In the meantime, however, Neil is just concentrating on the next race in the Championship of Ireland in Mondello Park on Sunday may 17th when he will endeavour to take outright lead in the championship.
“It should be a great day at Mondello next week, and it could be made even better if I manage to win the race.”
by Matt James - Motorsport News - 24th May 2004
It was a sunny day, and there was a huge crowd as there inevitably is at Oulton Park for a British Touring Car Championship event. The racing was good – another factor that the Cheshire venue never fails to deliver.
Despite the pressures of it being a Bank Holiday Monday – which means Motorsport News journos have to write copy in a handful of minutes to catch the evening deadline for the paper- it was an enjoyable day. Until the Formula Ford race, that is. I was near the pita rea, ready to rush to my keyboard when the chequered flag fell and file my report.
The race began,and the jostling pack disappeared around Old Hall corner to begin the second lap. It was only the fifth meeting of the 1999 season on May 31 and a Zetec pecking order had yet to be fully established. Ricardo van der Ende’s Van Diemen was fighting with Nicolas Kiesa’s Mygale to establish who was the man -and which was the chassis – to beat
Then things went quiet. The red flags were shown, and the cars filed back to the pits -all except those of Neil Shanahan, Craig Murray and Greg Caton. A friend, who was watching around the back of the circuit, phoned me and told me there had been a serious accident and that I should tell my editor the race report would be late. Shanahan, who was only 19,was released from his works Van Diemen by medics and taken to Countess of Chester hospital. He was pronounced dead on arrival.
I’d only met Neil on a handful of occasions -at a few tests and at the opening five races. Despite this, the warm and laconic Irishman was immediately approachable with a welcoming smile and a spark in his eye. I could already count him as a good friend. We’d built up a working relationship – which meant we’d started taking the piss out of each other. His vibrant ginger hair was usually the topic; and we’d struck a bet that as soon as he won his first British championship round, I would shave off my (very slightly) ginger goatee. After he’d led his first British round at Donington Park in April, I was sharpening my razor …
Sadly, it never happened and a career that had already shown so much promise ended there at Oulton Park that afternoon.
Neil’s name lives on through the annual award for the Overall winner at the Formula Ford Festival. It’s an accolade he would have been one of the main contenders for later that season. To any one who had the good fortune to spend time in his company, there is so much more to remember him by.

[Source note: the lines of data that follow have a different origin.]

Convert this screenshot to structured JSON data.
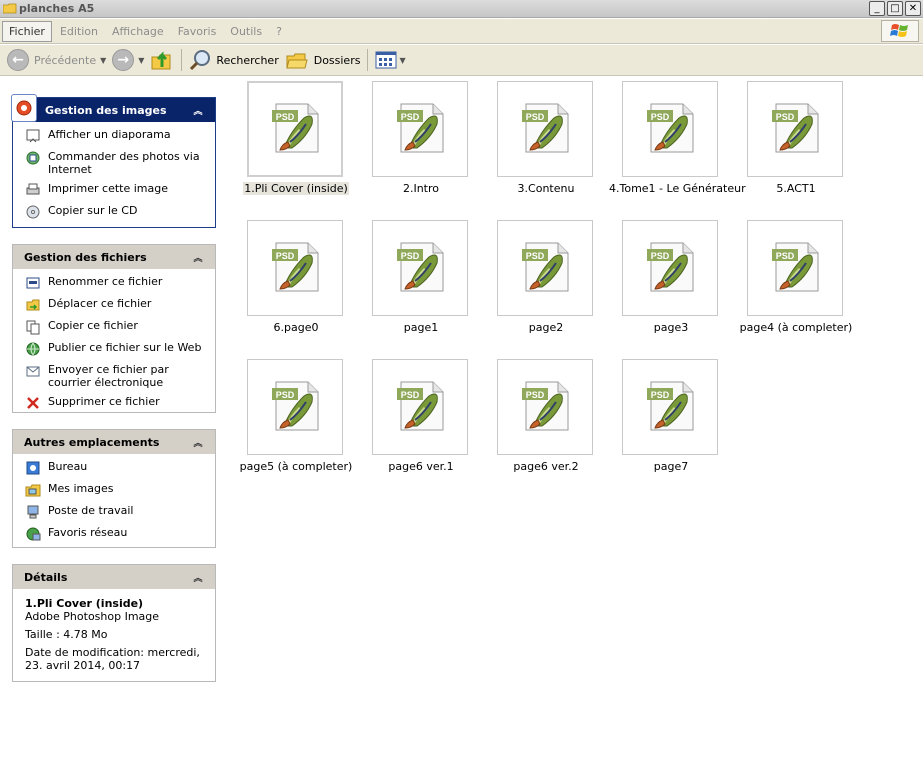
{
  "window": {
    "title": "planches A5"
  },
  "menu": [
    "Fichier",
    "Edition",
    "Affichage",
    "Favoris",
    "Outils",
    "?"
  ],
  "toolbar": {
    "back_label": "Précédente",
    "search_label": "Rechercher",
    "folders_label": "Dossiers"
  },
  "panels": {
    "images": {
      "title": "Gestion des images",
      "items": [
        "Afficher un diaporama",
        "Commander des photos via Internet",
        "Imprimer cette image",
        "Copier sur le CD"
      ]
    },
    "files": {
      "title": "Gestion des fichiers",
      "items": [
        "Renommer ce fichier",
        "Déplacer ce fichier",
        "Copier ce fichier",
        "Publier ce fichier sur le Web",
        "Envoyer ce fichier par courrier électronique",
        "Supprimer ce fichier"
      ]
    },
    "places": {
      "title": "Autres emplacements",
      "items": [
        "Bureau",
        "Mes images",
        "Poste de travail",
        "Favoris réseau"
      ]
    },
    "details": {
      "title": "Détails",
      "name": "1.Pli Cover (inside)",
      "type": "Adobe Photoshop Image",
      "size": "Taille : 4.78 Mo",
      "modified": "Date de modification: mercredi, 23. avril 2014, 00:17"
    }
  },
  "files": [
    "1.Pli Cover (inside)",
    "2.Intro",
    "3.Contenu",
    "4.Tome1 - Le Générateur",
    "5.ACT1",
    "6.page0",
    "page1",
    "page2",
    "page3",
    "page4 (à completer)",
    "page5 (à completer)",
    "page6 ver.1",
    "page6 ver.2",
    "page7"
  ],
  "icons": {
    "thumbnail": "psd-file-icon",
    "psd_badge": "PSD"
  }
}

Of course it is shocking when anyone when anyone is killed taking part in the sport we all love – and it is particularly painful when it is someone close. I had been to race meetings where people have perished before, but this accident seemed to be one of the cruelest of blows.
Walking into a silent paddock that afternoon,l snuck into the Van Diemen awning. Van der Ende was sitting alone on a pile of tyres and weeping. You don’t see racing drivers cry. And that’s the point I stopped caring about the oppressive deadline. A friend had been taken away.
This journalist will not forget Shanahan – and, five years to the week since he passed – he is still very much in our minds.